Group Theory and Unitary Symmetry[MatSciRep:61]

Abstract

The introductory chapter on Elementary particles gives an account of Interaction between particles, like Electromagnetic interaction, Strong interactions, weak interactions and it also reviews the Dirac Equation. This report deals with Group Theory, Lie Algebra, Lie Groups, Classical Groups, Root Structure, Representations of Lie Group and Lie Algebras and Unitary Groups. The report also talks about 'Discrete Transformation', where CPT and their Implications and Reactions are described and definitions of Conjugation is given. In the chapter "Generating functions of classical groups and evaluation of partition functions", the concepts like properties of simple reducibility, Equivalence of an irreducible representation and its conjugates, multiplicity, internal multiplicity structure are discussed.
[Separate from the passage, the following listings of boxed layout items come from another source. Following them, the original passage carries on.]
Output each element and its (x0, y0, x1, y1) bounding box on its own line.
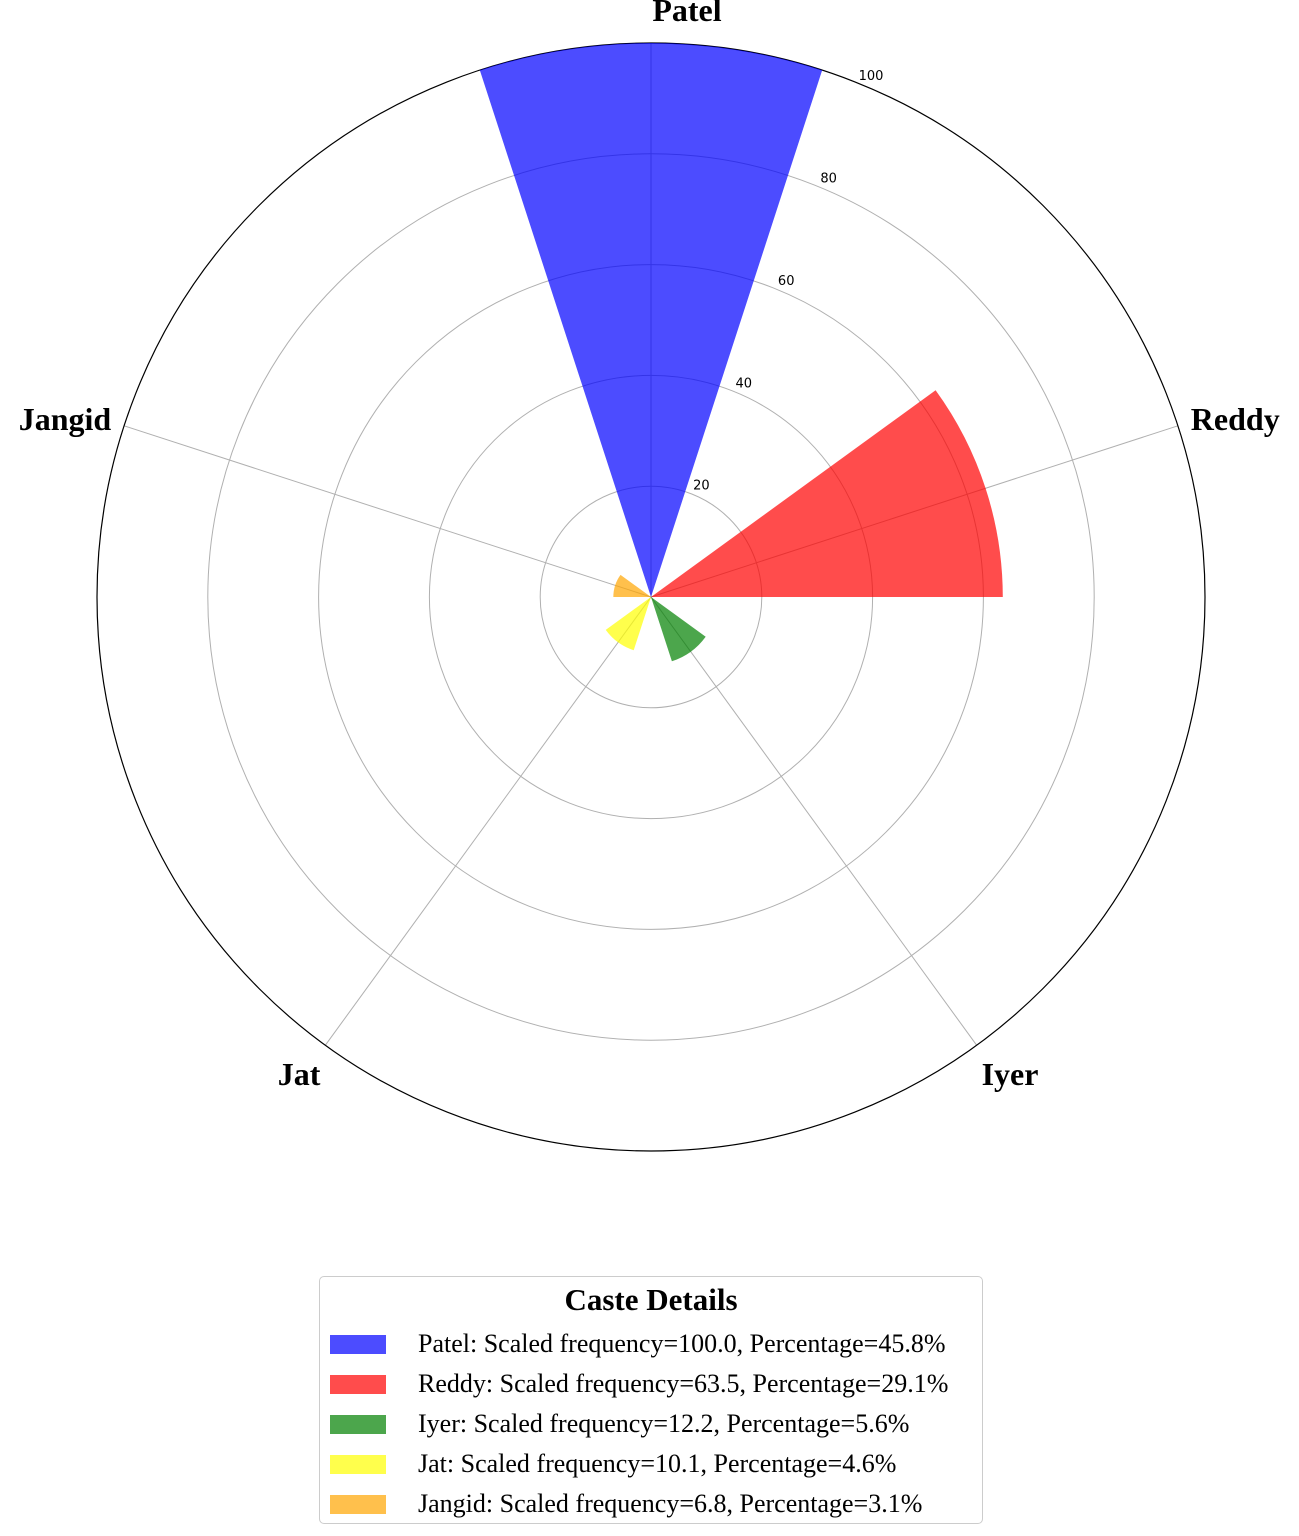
radial-tick-label-20: 20 (693, 479, 710, 494)
legend-item-iyer: Iyer: Scaled frequency=12.2, Percentage=… (330, 1404, 948, 1444)
polar-frame (96, 42, 1206, 1152)
legend-swatch-reddy (330, 1374, 386, 1394)
legend-label-jangid: Jangid: Scaled frequency=6.8, Percentage… (418, 1489, 923, 1518)
legend-item-patel: Patel: Scaled frequency=100.0, Percentag… (330, 1324, 948, 1364)
radial-tick-label-80: 80 (820, 172, 837, 187)
legend-title: Caste Details (564, 1282, 738, 1317)
category-labels: Patel Reddy Iyer Jat Jangid (19, 0, 1280, 1092)
category-label-jangid: Jangid (19, 401, 112, 437)
radial-tick-label-40: 40 (736, 376, 753, 391)
angular-gridline-jangid (123, 425, 652, 598)
legend-items: Patel: Scaled frequency=100.0, Percentag… (330, 1324, 948, 1524)
legend-swatch-iyer (330, 1414, 386, 1434)
legend-label-iyer: Iyer: Scaled frequency=12.2, Percentage=… (418, 1409, 910, 1438)
radial-tick-labels: 20 40 60 80 100 (693, 69, 883, 493)
legend-label-reddy: Reddy: Scaled frequency=63.5, Percentage… (418, 1369, 949, 1398)
radial-tick-label-60: 60 (778, 274, 795, 289)
legend-item-jat: Jat: Scaled frequency=10.1, Percentage=4… (330, 1444, 948, 1484)
legend-item-reddy: Reddy: Scaled frequency=63.5, Percentage… (330, 1364, 948, 1404)
legend-swatch-jat (330, 1454, 386, 1474)
radial-tick-label-100: 100 (859, 69, 884, 84)
polar-bar-chart: 20 40 60 80 100 Patel Reddy Iyer Jat Jangid (19, 0, 1280, 1152)
legend-swatch-patel (330, 1334, 386, 1354)
bar-reddy (651, 390, 1003, 597)
category-label-reddy: Reddy (1191, 401, 1280, 437)
polar-bars (479, 43, 1003, 662)
legend: Caste Details Patel: Scaled frequency=10… (319, 1276, 983, 1524)
bar-jangid (613, 574, 651, 597)
angular-gridline-jat (324, 596, 652, 1046)
category-label-jat: Jat (278, 1056, 321, 1092)
legend-swatch-jangid (330, 1494, 386, 1514)
bar-jat (605, 597, 651, 651)
angular-gridline-iyer (650, 596, 978, 1046)
legend-label-patel: Patel: Scaled frequency=100.0, Percentag… (418, 1329, 946, 1358)
bar-iyer (651, 597, 706, 662)
category-label-patel: Patel (652, 0, 721, 28)
legend-item-jangid: Jangid: Scaled frequency=6.8, Percentage… (330, 1484, 948, 1524)
category-label-iyer: Iyer (982, 1056, 1039, 1092)
bar-patel (479, 43, 823, 598)
legend-label-jat: Jat: Scaled frequency=10.1, Percentage=4… (418, 1449, 897, 1478)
Recursion relations for the internal multiplicity is obtained. The general discussion of 'Kostant's formula', the Weyl group, the structure of positive and primitive roots, and the diophantine equations are dealt with. Conclusion: The Generating function for various classical groups have been constructed which are then used to set up recursion relations for the partition function which enter the Kostant's formula for the inner multiplicity structure. The essential idea of the whole analysis is the realization that the number of solutions of the matrix equation K = Ca ( for given k and c) where the matrix C is in general a rectangular matrix with non-negative integer coefficients, and the components of the vectors k and a are again non-negative integers, given by the coefficients of x1^k1, ... xl^kl of the generating function. The connection between the internal and external multiplicity structures are also discussed.